A "confusão" citada por ele é um dos fatores que fizeram do general Abdel Fattah al-Sisi o novo herói do Egito. Cartazes com o rosto do chefe do Exército são vistos por toda a parte, e muitos o têm como único capaz de tirar o país da crise.

Fareed parece ter medo de criticar Sisi. Sentado em um café do centro do Cairo, ele olha ao redor e põe a mão sobre a boca quando cita o nome do general. "Estamos todos desapontados com esse apoio a ele", diz. "Mas as pessoas vão voltar às ruas novamente. Nós não temos mais medo".

Pão e água

Ao contrário de Fareed, o universitário Khaled, de 24 anos, ainda exibia a tinta rosa no dedo da sua participação no referendo. "Estou apoiando o Exército porque a Irmandade iria destruir o país. Mas não estou mais interessado em política. A maioria das pessoas só quer saber do dia-a-dia", diz. "Elas só querem o pão e água".

A opinião baseia-se num sentimento de cansaço que parece ser consenso, especialmente entre os mais pobres: "As coisas não melhoraram desde a revolução, e os protestos só atrapalham". É debruçado nesse apoio que o Exército continua suas ações no Egito.

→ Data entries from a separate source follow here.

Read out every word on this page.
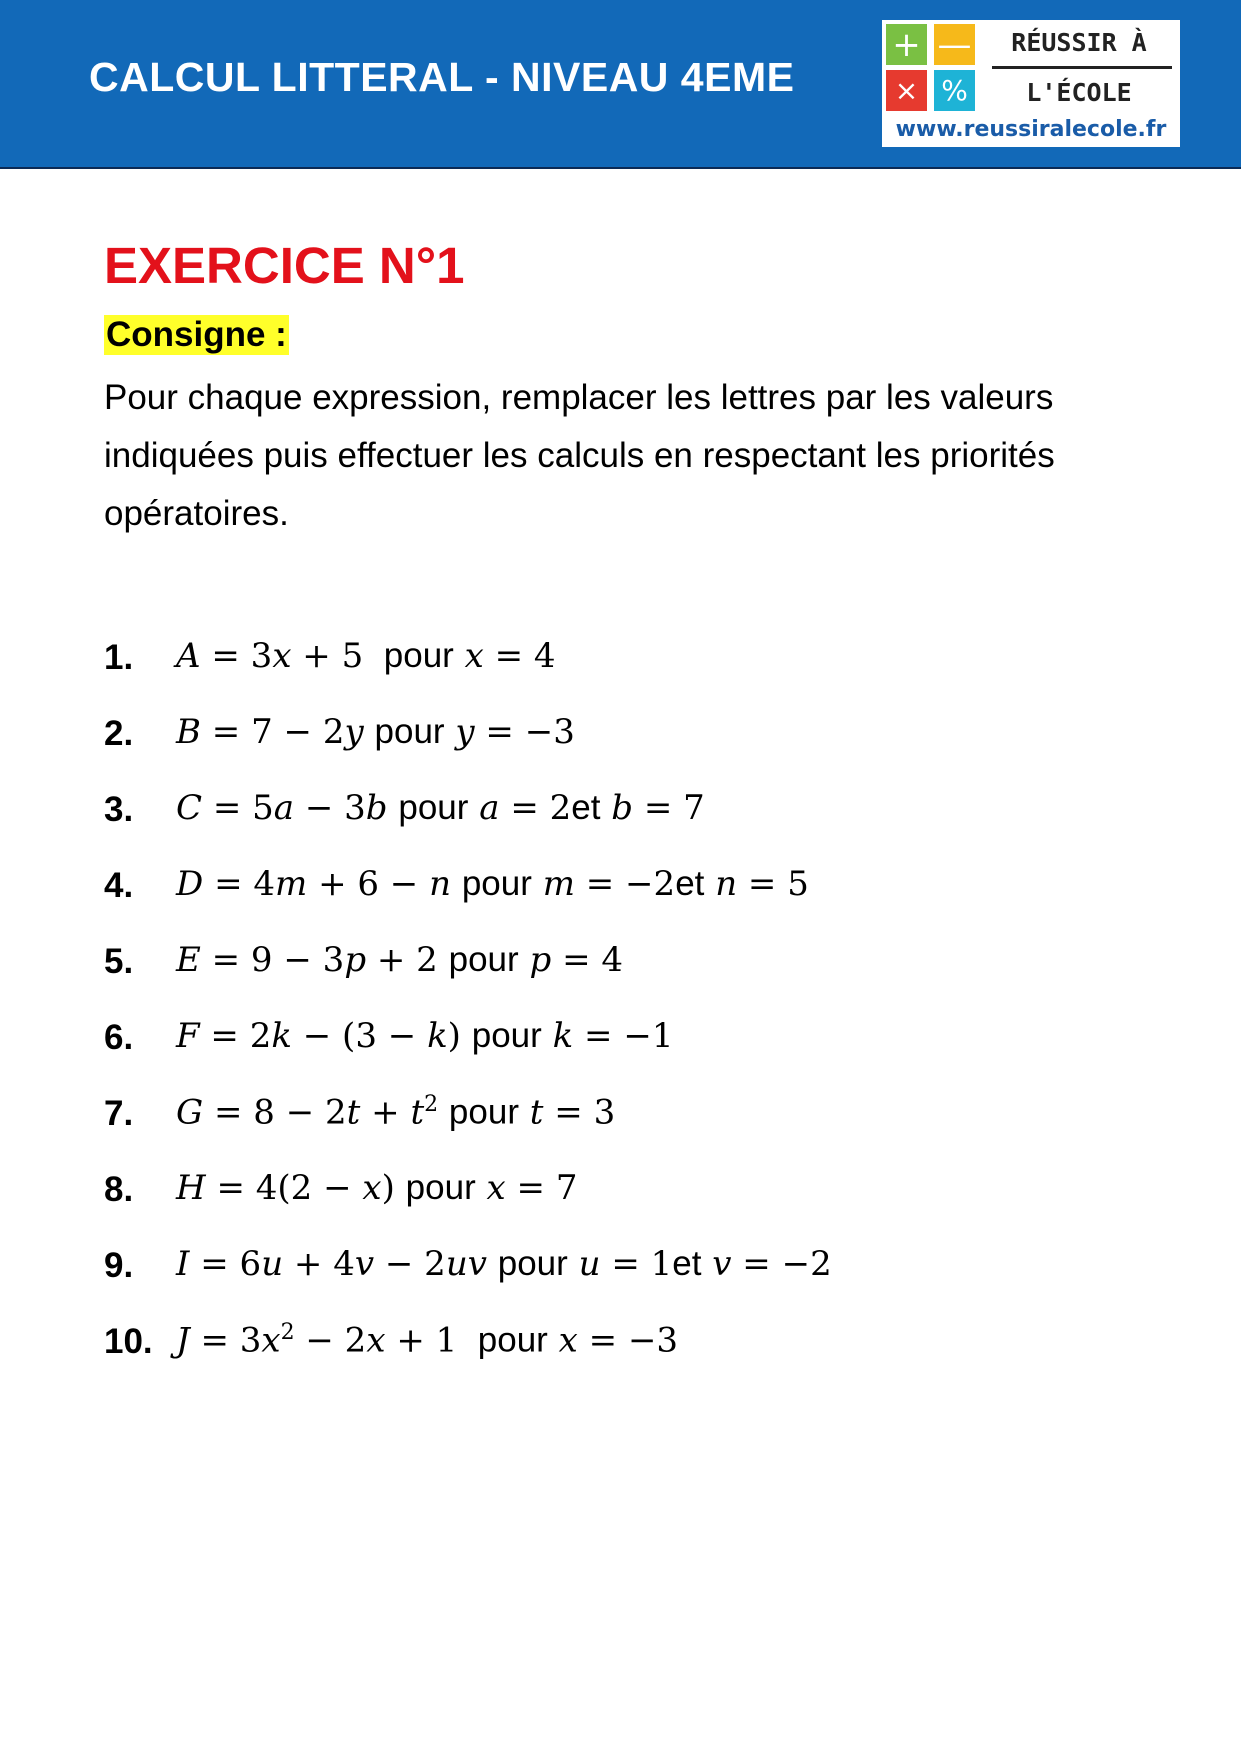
CALCUL LITTERAL - NIVEAU 4EME
+ —
× %
RÉUSSIR À
L'ÉCOLE
www.reussiralecole.fr
EXERCICE N°1
Consigne :
Pour chaque expression, remplacer les lettres par les valeurs indiquées puis effectuer les calculs en respectant les priorités opératoires.
1. A = 3x + 5  pour x = 4
2. B = 7 − 2y pour y = −3
3. C = 5a − 3b pour a = 2et b = 7
4. D = 4m + 6 − n pour m = −2et n = 5
5. E = 9 − 3p + 2 pour p = 4
6. F = 2k − (3 − k) pour k = −1
7. $G = 8 - 2t + t^2$ pour t = 3
8. H = 4(2 − x) pour x = 7
9. I = 6u + 4v − 2uv pour u = 1et v = −2
10. $J = 3x^2 - 2x + 1$  pour x = −3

"Se Sisi decidir ser mais um Mubarak, as pessoas vão protestar. Se tudo voltar como antes, haverá mais revolta. Jovens não estão com medo, porque é a nossa vida que está em jogo", diz Khaled.

Foi assim contra Mubarak e seu regime. Novamente, contra os militares que assumiram em 2011 até a conturbada eleição de Morsi, em 2012. E, outra vez, no ano passado, para derrubá-lo. Em todos os casos, jovens formavam grande parte dos movimentos - e centenas deles morreram em confrontos.

O estudante Christian, de 21 anos, também não quer a Irmandade de volta. Tampouco o Exército. Um dos líderes do movimento jovem dos cristãos ortodoxos coptas, exibe no rosto ferimentos da violência. Preso duas vezes "por ser revolucionário", diz, participou do protesto dos cristãos que pediam segurança, em 2011. Na ocasião, veículos militares atropelaram os manifestantes, matando 24.

"Não estou apoiando ninguém", diz. "Estou frustrado... Mas enquanto houver juventude, haverá revolução".

Ingênuos demais

Revolucionários também são responsabilizados pelo caos atual: não conseguiram levar para a política os ideais defendidos nas ruas, num comportamento visto por observadores como demasiadamente ingênuo.

"Os ativistas nunca tentaram formar seu próprio partido... (É) devido ao fato de que (eles) não têm qualquer ideologia clara, muito menos uma plataforma política", escreveu o analista Eric Trager, do Washington Institute, em artigo para a revista New Republic.

Entre um trago e outro de narguilé, tradicional fumo árabe, Fareed reconhece o fracasso de levar adiante os sonhos das praças: "Não somos unidos".

Esse coro parece tomar fôlego. "Chegou a hora destes jovens muito patriotas e bem intencionados levarem este ativismo a outro patamar. Ao invés de somente 'irem às ruas', eles deveriam estabelecer partidos políticos", escreveu a professora Maha Ghalwash, da Universidade Britânica no Egito, em texto no site do jornal semioficial Ahram.

Christian também sugere um "fracasso" na revolução. "Nossas exigências, nosso sangue, os mártires. Não há resposta para nada disso".

Sinal de que as flores e o gramado na Tahrir, por enquanto, são mudanças apenas estéticas.